Viele Praxen nahmen die gesetzliche Regelung zur Einführung eines QM-Systems zum Anlass, hauptsächlich mit dem technischen Anteil zu arbeiten. Dadurch wurden teils deutliche Fortschritte in der Organisationsstruktur realisiert. Die „philosophische“ Säule des QM-Systems bietet nun die Chance, zusammen mit allen Mitarbeiterinnen und Mitarbeitern die strategische Ausrichtung der Praxis zu determinieren. Die gemeinsame Festlegung eines Leitbildes durch die gesamte Belegschaft schafft häufig ein besseres Betriebsklima. Viele berichten von einer Eigendynamik, die solch ein Projekt auslösen kann. Gemeinsame Ziele werden vereinbart und das eigene Engagement von jedem Teammitglied teils auch kritisch selbstreflektiert. Dies kann der Schlüssel für die Lösung festgefahrener Situationen und Störungen im Alltag sein. Einstellungen werden überdacht und gemeinsame Nenner gesucht. Untersuchungen zum Engagement von Mitarbeitern, wie sie zum Beispiel jährlich von Gallup durchgeführt werden, zeigen die praktische Relevanz dieser Fragen (Grafik 4). Als Ursache für mangelndes Mitarbeiterengagement wird mangelnde Anerkennung für gute Leistung und zu wenig Beteiligung an Entscheidungen genannt.
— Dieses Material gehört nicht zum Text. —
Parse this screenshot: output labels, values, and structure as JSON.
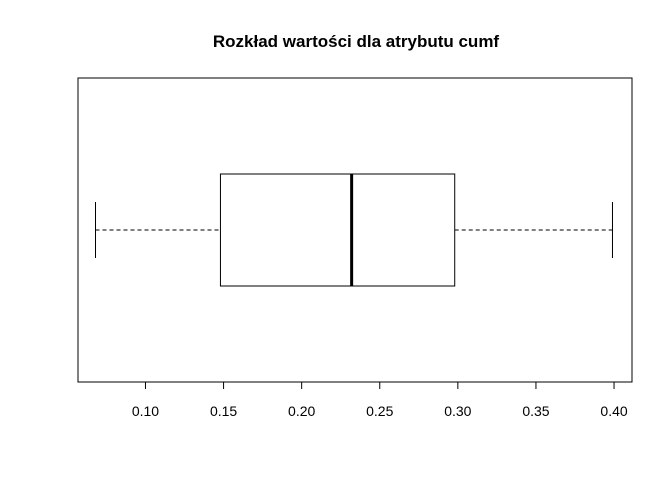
{
  "chart_data": {
    "type": "boxplot",
    "orientation": "horizontal",
    "title": "Rozkład wartości dla atrybutu cumf",
    "xlabel": "",
    "ylabel": "",
    "xlim": [
      0.0568,
      0.4115
    ],
    "x_ticks": [
      0.1,
      0.15,
      0.2,
      0.25,
      0.3,
      0.35,
      0.4
    ],
    "x_tick_labels": [
      "0.10",
      "0.15",
      "0.20",
      "0.25",
      "0.30",
      "0.35",
      "0.40"
    ],
    "series": [
      {
        "min": 0.068,
        "q1": 0.148,
        "median": 0.232,
        "q3": 0.298,
        "max": 0.399
      }
    ],
    "whisker_style": "dashed",
    "grid": false,
    "colors": {
      "stroke": "#000000",
      "background": "#ffffff"
    }
  }
}
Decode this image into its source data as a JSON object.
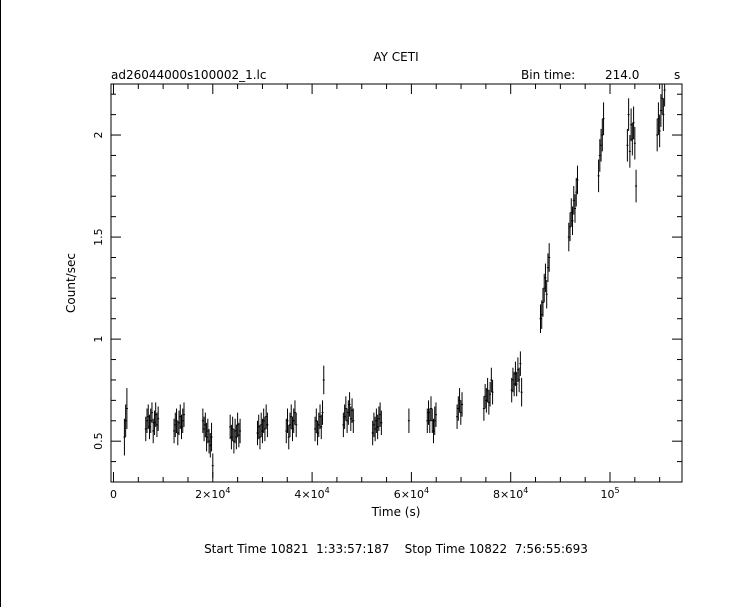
{
  "chart_data": {
    "type": "scatter",
    "title": "AY CETI",
    "file_label": "ad26044000s100002_1.lc",
    "bin_time_label": "Bin time:",
    "bin_time_value": "214.0",
    "bin_time_unit": "s",
    "xlabel": "Time (s)",
    "ylabel": "Count/sec",
    "footer": "Start Time 10821  1:33:57:187    Stop Time 10822  7:56:55:693",
    "xlim": [
      -500,
      114500
    ],
    "ylim": [
      0.3,
      2.25
    ],
    "x_ticks": [
      {
        "value": 0,
        "base": "0",
        "exp": ""
      },
      {
        "value": 20000,
        "base": "2×10",
        "exp": "4"
      },
      {
        "value": 40000,
        "base": "4×10",
        "exp": "4"
      },
      {
        "value": 60000,
        "base": "6×10",
        "exp": "4"
      },
      {
        "value": 80000,
        "base": "8×10",
        "exp": "4"
      },
      {
        "value": 100000,
        "base": "10",
        "exp": "5"
      }
    ],
    "y_ticks": [
      {
        "value": 0.5,
        "label": "0.5"
      },
      {
        "value": 1,
        "label": "1"
      },
      {
        "value": 1.5,
        "label": "1.5"
      },
      {
        "value": 2,
        "label": "2"
      }
    ],
    "series": [
      {
        "points": [
          {
            "x": 2200,
            "y": 0.52,
            "err": 0.09
          },
          {
            "x": 2450,
            "y": 0.6,
            "err": 0.08
          },
          {
            "x": 2700,
            "y": 0.66,
            "err": 0.1
          },
          {
            "x": 6500,
            "y": 0.56,
            "err": 0.06
          },
          {
            "x": 6750,
            "y": 0.6,
            "err": 0.06
          },
          {
            "x": 7000,
            "y": 0.62,
            "err": 0.06
          },
          {
            "x": 7250,
            "y": 0.57,
            "err": 0.06
          },
          {
            "x": 7500,
            "y": 0.6,
            "err": 0.06
          },
          {
            "x": 7750,
            "y": 0.64,
            "err": 0.05
          },
          {
            "x": 8000,
            "y": 0.55,
            "err": 0.06
          },
          {
            "x": 8250,
            "y": 0.59,
            "err": 0.06
          },
          {
            "x": 8500,
            "y": 0.63,
            "err": 0.06
          },
          {
            "x": 8750,
            "y": 0.58,
            "err": 0.06
          },
          {
            "x": 9000,
            "y": 0.61,
            "err": 0.06
          },
          {
            "x": 12200,
            "y": 0.55,
            "err": 0.06
          },
          {
            "x": 12450,
            "y": 0.58,
            "err": 0.06
          },
          {
            "x": 12700,
            "y": 0.6,
            "err": 0.06
          },
          {
            "x": 12950,
            "y": 0.54,
            "err": 0.06
          },
          {
            "x": 13200,
            "y": 0.59,
            "err": 0.06
          },
          {
            "x": 13450,
            "y": 0.62,
            "err": 0.06
          },
          {
            "x": 13700,
            "y": 0.57,
            "err": 0.06
          },
          {
            "x": 13950,
            "y": 0.6,
            "err": 0.06
          },
          {
            "x": 14200,
            "y": 0.63,
            "err": 0.06
          },
          {
            "x": 18000,
            "y": 0.6,
            "err": 0.06
          },
          {
            "x": 18250,
            "y": 0.56,
            "err": 0.06
          },
          {
            "x": 18500,
            "y": 0.58,
            "err": 0.06
          },
          {
            "x": 18750,
            "y": 0.52,
            "err": 0.07
          },
          {
            "x": 19000,
            "y": 0.55,
            "err": 0.06
          },
          {
            "x": 19250,
            "y": 0.5,
            "err": 0.06
          },
          {
            "x": 19500,
            "y": 0.48,
            "err": 0.06
          },
          {
            "x": 19750,
            "y": 0.52,
            "err": 0.07
          },
          {
            "x": 20000,
            "y": 0.38,
            "err": 0.06
          },
          {
            "x": 23500,
            "y": 0.57,
            "err": 0.06
          },
          {
            "x": 23750,
            "y": 0.52,
            "err": 0.06
          },
          {
            "x": 24000,
            "y": 0.56,
            "err": 0.06
          },
          {
            "x": 24250,
            "y": 0.5,
            "err": 0.06
          },
          {
            "x": 24500,
            "y": 0.55,
            "err": 0.06
          },
          {
            "x": 24750,
            "y": 0.52,
            "err": 0.06
          },
          {
            "x": 25000,
            "y": 0.58,
            "err": 0.06
          },
          {
            "x": 25250,
            "y": 0.53,
            "err": 0.06
          },
          {
            "x": 25500,
            "y": 0.55,
            "err": 0.06
          },
          {
            "x": 29000,
            "y": 0.54,
            "err": 0.06
          },
          {
            "x": 29250,
            "y": 0.57,
            "err": 0.06
          },
          {
            "x": 29500,
            "y": 0.52,
            "err": 0.06
          },
          {
            "x": 29750,
            "y": 0.58,
            "err": 0.06
          },
          {
            "x": 30000,
            "y": 0.55,
            "err": 0.06
          },
          {
            "x": 30250,
            "y": 0.6,
            "err": 0.06
          },
          {
            "x": 30500,
            "y": 0.56,
            "err": 0.06
          },
          {
            "x": 30750,
            "y": 0.62,
            "err": 0.06
          },
          {
            "x": 31000,
            "y": 0.58,
            "err": 0.06
          },
          {
            "x": 34800,
            "y": 0.55,
            "err": 0.06
          },
          {
            "x": 35050,
            "y": 0.6,
            "err": 0.06
          },
          {
            "x": 35300,
            "y": 0.52,
            "err": 0.06
          },
          {
            "x": 35550,
            "y": 0.58,
            "err": 0.06
          },
          {
            "x": 35800,
            "y": 0.62,
            "err": 0.06
          },
          {
            "x": 36050,
            "y": 0.56,
            "err": 0.06
          },
          {
            "x": 36300,
            "y": 0.6,
            "err": 0.06
          },
          {
            "x": 36550,
            "y": 0.64,
            "err": 0.06
          },
          {
            "x": 36800,
            "y": 0.58,
            "err": 0.06
          },
          {
            "x": 40600,
            "y": 0.56,
            "err": 0.06
          },
          {
            "x": 40850,
            "y": 0.6,
            "err": 0.06
          },
          {
            "x": 41100,
            "y": 0.54,
            "err": 0.06
          },
          {
            "x": 41350,
            "y": 0.58,
            "err": 0.06
          },
          {
            "x": 41600,
            "y": 0.62,
            "err": 0.06
          },
          {
            "x": 41850,
            "y": 0.57,
            "err": 0.06
          },
          {
            "x": 42100,
            "y": 0.64,
            "err": 0.06
          },
          {
            "x": 42350,
            "y": 0.8,
            "err": 0.07
          },
          {
            "x": 46300,
            "y": 0.58,
            "err": 0.06
          },
          {
            "x": 46550,
            "y": 0.62,
            "err": 0.06
          },
          {
            "x": 46800,
            "y": 0.66,
            "err": 0.06
          },
          {
            "x": 47050,
            "y": 0.6,
            "err": 0.06
          },
          {
            "x": 47300,
            "y": 0.64,
            "err": 0.06
          },
          {
            "x": 47550,
            "y": 0.68,
            "err": 0.06
          },
          {
            "x": 47800,
            "y": 0.61,
            "err": 0.06
          },
          {
            "x": 48050,
            "y": 0.65,
            "err": 0.06
          },
          {
            "x": 48300,
            "y": 0.6,
            "err": 0.06
          },
          {
            "x": 52200,
            "y": 0.54,
            "err": 0.06
          },
          {
            "x": 52450,
            "y": 0.58,
            "err": 0.06
          },
          {
            "x": 52700,
            "y": 0.56,
            "err": 0.06
          },
          {
            "x": 52950,
            "y": 0.6,
            "err": 0.06
          },
          {
            "x": 53200,
            "y": 0.57,
            "err": 0.06
          },
          {
            "x": 53450,
            "y": 0.61,
            "err": 0.06
          },
          {
            "x": 53700,
            "y": 0.63,
            "err": 0.06
          },
          {
            "x": 53950,
            "y": 0.59,
            "err": 0.06
          },
          {
            "x": 59500,
            "y": 0.6,
            "err": 0.06
          },
          {
            "x": 63200,
            "y": 0.6,
            "err": 0.06
          },
          {
            "x": 63450,
            "y": 0.64,
            "err": 0.06
          },
          {
            "x": 63700,
            "y": 0.6,
            "err": 0.06
          },
          {
            "x": 63950,
            "y": 0.66,
            "err": 0.06
          },
          {
            "x": 64200,
            "y": 0.6,
            "err": 0.06
          },
          {
            "x": 64450,
            "y": 0.55,
            "err": 0.06
          },
          {
            "x": 64700,
            "y": 0.6,
            "err": 0.07
          },
          {
            "x": 64950,
            "y": 0.63,
            "err": 0.06
          },
          {
            "x": 69200,
            "y": 0.62,
            "err": 0.06
          },
          {
            "x": 69450,
            "y": 0.66,
            "err": 0.06
          },
          {
            "x": 69700,
            "y": 0.7,
            "err": 0.06
          },
          {
            "x": 69950,
            "y": 0.64,
            "err": 0.06
          },
          {
            "x": 70200,
            "y": 0.68,
            "err": 0.06
          },
          {
            "x": 74600,
            "y": 0.66,
            "err": 0.06
          },
          {
            "x": 74850,
            "y": 0.72,
            "err": 0.06
          },
          {
            "x": 75100,
            "y": 0.7,
            "err": 0.06
          },
          {
            "x": 75350,
            "y": 0.75,
            "err": 0.06
          },
          {
            "x": 75600,
            "y": 0.69,
            "err": 0.06
          },
          {
            "x": 75850,
            "y": 0.73,
            "err": 0.06
          },
          {
            "x": 76100,
            "y": 0.8,
            "err": 0.06
          },
          {
            "x": 76350,
            "y": 0.74,
            "err": 0.06
          },
          {
            "x": 80200,
            "y": 0.75,
            "err": 0.06
          },
          {
            "x": 80450,
            "y": 0.8,
            "err": 0.06
          },
          {
            "x": 80700,
            "y": 0.78,
            "err": 0.06
          },
          {
            "x": 80950,
            "y": 0.83,
            "err": 0.06
          },
          {
            "x": 81200,
            "y": 0.78,
            "err": 0.06
          },
          {
            "x": 81450,
            "y": 0.85,
            "err": 0.06
          },
          {
            "x": 81700,
            "y": 0.8,
            "err": 0.06
          },
          {
            "x": 81950,
            "y": 0.88,
            "err": 0.06
          },
          {
            "x": 82200,
            "y": 0.74,
            "err": 0.07
          },
          {
            "x": 86000,
            "y": 1.1,
            "err": 0.07
          },
          {
            "x": 86250,
            "y": 1.12,
            "err": 0.07
          },
          {
            "x": 86500,
            "y": 1.18,
            "err": 0.07
          },
          {
            "x": 86750,
            "y": 1.25,
            "err": 0.07
          },
          {
            "x": 87000,
            "y": 1.3,
            "err": 0.07
          },
          {
            "x": 87250,
            "y": 1.22,
            "err": 0.07
          },
          {
            "x": 87500,
            "y": 1.35,
            "err": 0.07
          },
          {
            "x": 87750,
            "y": 1.4,
            "err": 0.07
          },
          {
            "x": 91700,
            "y": 1.5,
            "err": 0.07
          },
          {
            "x": 91950,
            "y": 1.55,
            "err": 0.07
          },
          {
            "x": 92200,
            "y": 1.62,
            "err": 0.07
          },
          {
            "x": 92450,
            "y": 1.58,
            "err": 0.07
          },
          {
            "x": 92700,
            "y": 1.68,
            "err": 0.07
          },
          {
            "x": 92950,
            "y": 1.64,
            "err": 0.07
          },
          {
            "x": 93200,
            "y": 1.72,
            "err": 0.07
          },
          {
            "x": 93450,
            "y": 1.78,
            "err": 0.07
          },
          {
            "x": 97700,
            "y": 1.8,
            "err": 0.08
          },
          {
            "x": 97950,
            "y": 1.9,
            "err": 0.08
          },
          {
            "x": 98200,
            "y": 1.95,
            "err": 0.08
          },
          {
            "x": 98450,
            "y": 2.0,
            "err": 0.08
          },
          {
            "x": 98700,
            "y": 2.08,
            "err": 0.08
          },
          {
            "x": 103500,
            "y": 1.95,
            "err": 0.08
          },
          {
            "x": 103750,
            "y": 2.1,
            "err": 0.08
          },
          {
            "x": 104000,
            "y": 1.92,
            "err": 0.08
          },
          {
            "x": 104250,
            "y": 2.05,
            "err": 0.08
          },
          {
            "x": 104500,
            "y": 1.98,
            "err": 0.08
          },
          {
            "x": 104750,
            "y": 2.06,
            "err": 0.08
          },
          {
            "x": 105000,
            "y": 1.96,
            "err": 0.08
          },
          {
            "x": 105250,
            "y": 1.75,
            "err": 0.08
          },
          {
            "x": 109500,
            "y": 2.0,
            "err": 0.08
          },
          {
            "x": 109750,
            "y": 2.08,
            "err": 0.08
          },
          {
            "x": 110000,
            "y": 2.02,
            "err": 0.08
          },
          {
            "x": 110250,
            "y": 2.12,
            "err": 0.08
          },
          {
            "x": 110500,
            "y": 2.18,
            "err": 0.08
          },
          {
            "x": 110750,
            "y": 2.1,
            "err": 0.08
          },
          {
            "x": 111000,
            "y": 2.22,
            "err": 0.08
          }
        ]
      }
    ]
  }
}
Durch das gemeinsame Festlegen von Praxiszielen auf unterschiedlichen Ebenen und für alle Abteilungen und Arbeitsprozesse kann diesem Problemfeld idealtypisch entgegengetreten werden. Praxen, die dies bereits umsetzen, berichten in überwältigender Mehrheit von einer Verbesserung der Zufriedenheit, nicht nur der Mitarbeiter, sondern auch der Praxisleitung. Ziele können in Form eines Praxisleitbildes festgelegt werden, ebenso als Jahresziele – auch für die einzelnen Funktionsbereiche und Abteilungen (Grafik 5).
 
Fazit

Nach nunmehr einem knappen Jahr verpflichtendem Arbeiten mit einem QM-System sollte das praxisinterne QM-System einer Eigenüberprüfung unterzogen werden:

– Profitieren wir von dem Potenzial der organisatorischen Verbesserung durch sinnvolle Regelungen und Verantwortungsverteilung?
– Sind alle Mitarbeiter an der Ausgestaltung und Überarbeitung der QM-Regelungen beteiligt?
– Wird der philosophische Anteil von QM konsequent implementiert, weiterentwickelt oder umgesetzt?

Dies ist ein Auszug von Fragenstellungen, die den Status quo des praxiseigenen QM-Systems im Sinne einer Bestandsaufnahme erfassen sollen. Defizite in diesem Bereich stellen ein großes Potenzial für die Praxis dar und sollten nicht zu Frustrationen führen, stattdessen kann noch deutlicher vom Betreiben eines QM-Systems profitiert werden. Nebenbei wird so eine weitere Anforderung des Gemeinsamen Bundesausschusses erfüllt: die konsequente Weiterentwicklung des praxisinternen QM-Systems.